4. Folder Structure and Conclusion

Folder Structure: Separation by Domain

By applying this pattern, a natural folder structure like the following emerges.

feature/
├── product/
│   └── cm/
│       ├── queries/
│       │   ├── product.cm.keys.ts          ← 키 factory
│       │   └── findProductLookups.query.ts  ← queryOptions 함수
│       ├── hooks/
│       │   └── useFindProductLookups.ts     ← 훅
│       └── index.ts
├── team/
└── staffing/
 ...

The *.cm.keys.ts serves as a documentation containing the entire cache structure for that domain. When adding a new query, you add one key function here and reference that key in *.query.ts.

In conclusion

To summarize the Query Key Factory pattern in one line, it involves creating query keys as functions to manage them in one place and express the cache layer directly in code.

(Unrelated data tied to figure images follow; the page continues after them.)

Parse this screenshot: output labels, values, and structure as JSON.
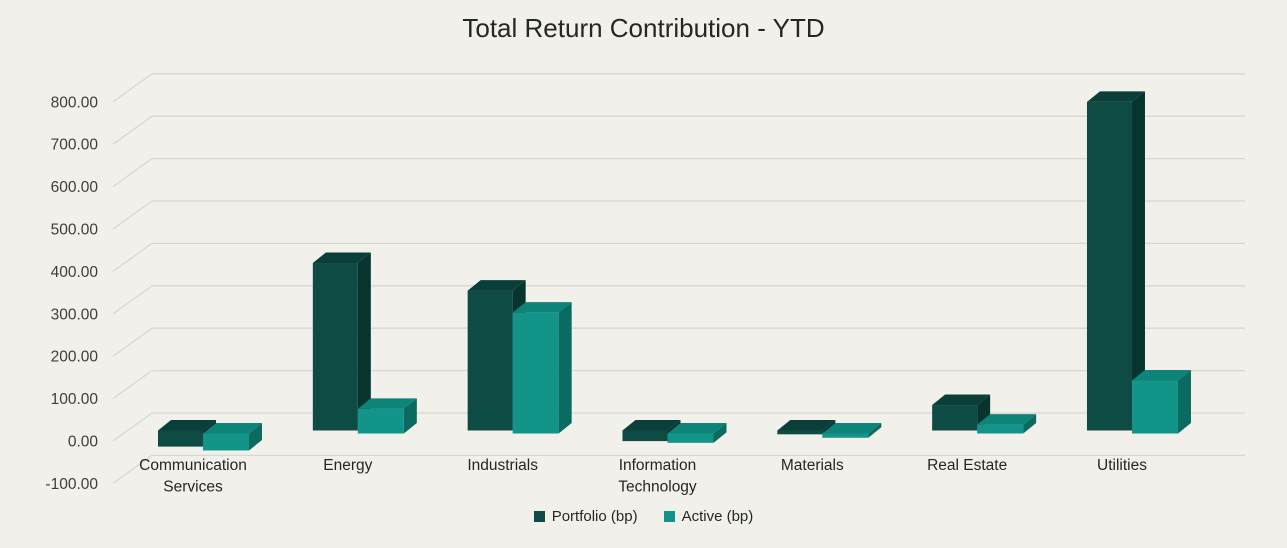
{
  "title": "Total Return Contribution - YTD",
  "chart_data": {
    "type": "bar",
    "style": "3d-clustered-column",
    "categories": [
      "Communication Services",
      "Energy",
      "Industrials",
      "Information Technology",
      "Materials",
      "Real Estate",
      "Utilities"
    ],
    "series": [
      {
        "name": "Portfolio (bp)",
        "values": [
          -38,
          395,
          330,
          -25,
          -9,
          60,
          775
        ],
        "faces": {
          "front": "#0E4B44",
          "top": "#0A3F39",
          "side": "#083430"
        }
      },
      {
        "name": "Active (bp)",
        "values": [
          -40,
          58,
          285,
          -22,
          -10,
          21,
          125
        ],
        "faces": {
          "front": "#129489",
          "top": "#0E8378",
          "side": "#0B6B61"
        }
      }
    ],
    "ylim": [
      -100,
      800
    ],
    "ytick_step": 100,
    "yticks": [
      "800.00",
      "700.00",
      "600.00",
      "500.00",
      "400.00",
      "300.00",
      "200.00",
      "100.00",
      "0.00",
      "-100.00"
    ],
    "grid": true,
    "legend_position": "bottom"
  },
  "colors": {
    "background": "#F1F0EB",
    "gridline": "#D8D7D2",
    "title_text": "#262626",
    "axis_text": "#3D3D3D",
    "category_text": "#262626"
  }
}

At first, you might think, 'Is it really necessary to go this far?' I felt the same way. However, as the domain expands and the team grows, the benefits become clearly apparent. When keys are scattered as strings, it becomes increasingly difficult to understand the cache structure later on, and the invalidation code turns into a nervous manual task of 'Did I miss anything?' With a factory management approach, you can see the entire structure at a glance by opening just one *.keys.ts file.